0. Get a dictionary.

1. Form a directed graph, with an edge from each word to every word that uses that word in its definition.

2. Remove all words that have no outgoing edges.

3. If you removed some words, go to step 1. Otherwise, all words left in the dictionary are minimal.

EDIT: If anyone knows of a machine-readable dictionary, I'd love to actually do this.



This will not yield a minimal set; in a cycle, it is only necessary to remove at least one word. The problem is thus to delete the minimum number of vertices to remove all cycles. This is the NP-hard Feedback Vertex Set problem. Here's a paper that solves it for a dictionary (there is some more): https://arxiv.org/abs/0911.5703


I checked the comments to check if this paper was mentioned anywhere. Good recommendation.


Looks like you found our answer! Someone's already done the hard work.


This is not necessarily the answer. It's an upper-bound for the answer.


Looks like somebody made txt and json versions of the Oxford Unabridged English Dictionary here: https://github.com/adambom/dictionary. The json version should let build up the graph structures you're talking about pretty easily.
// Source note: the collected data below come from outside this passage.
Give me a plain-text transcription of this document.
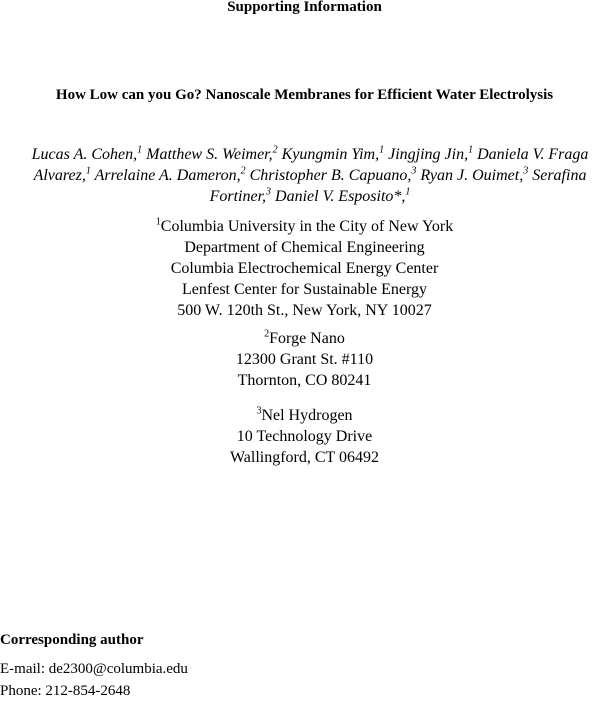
Supporting Information
How Low can you Go? Nanoscale Membranes for Efficient Water Electrolysis
Lucas A. Cohen,$^1$ Matthew S. Weimer,$^2$ Kyungmin Yim,$^1$ Jingjing Jin,$^1$ Daniela V. Fraga Alvarez,$^1$ Arrelaine A. Dameron,$^2$ Christopher B. Capuano,$^3$ Ryan J. Ouimet,$^3$ Serafina Fortiner,$^3$ Daniel V. Esposito*,$^1$
$^1$Columbia University in the City of New York
Department of Chemical Engineering
Columbia Electrochemical Energy Center
Lenfest Center for Sustainable Energy
500 W. 120th St., New York, NY 10027
$^2$Forge Nano
12300 Grant St. #110
Thornton, CO 80241
$^3$Nel Hydrogen
10 Technology Drive
Wallingford, CT 06492
Corresponding author
E-mail: de2300@columbia.edu
Phone: 212-854-2648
But you will come across a lot of words used in definitions that could easily be replaced with more common words. In some cases the change to the definition would be tiny, in others it might be more significant.


I'd like to see a DAG of WordNet, a database of English synonyms. Mapping single word synonyms solves the problem of common words in definitions.

https://en.wikipedia.org/wiki/WordNet


Came here to say exactly the same! Great minds think alike!


It seems like a good start. Once you do that, you could start finding vertices with large amounts of incoming edges, attempt to redefine the word as a phrase composed of only words still in the graph, remove that vertex, and repeat.


That will get you much closer but it does ignore the ability to apply creativity to definitions to further reduce them. In the end, a machine-driven technique can give an approximate answer to this problem but it will never be the "perfect" answer.


You could try this using WordNet

https://wordnet.princeton.edu/


and word2vec


Doesn't every word in a given definition have an "outgoing edge?"


Yes, but not all words defined in the dictionary are used in a definition.

So if "multitudinous" isn't used in a definition of another word, you remove it from the set. Maybe you then find out that "myriad" was only used in the definition of multitudinous, so you can take myriad out, and so on.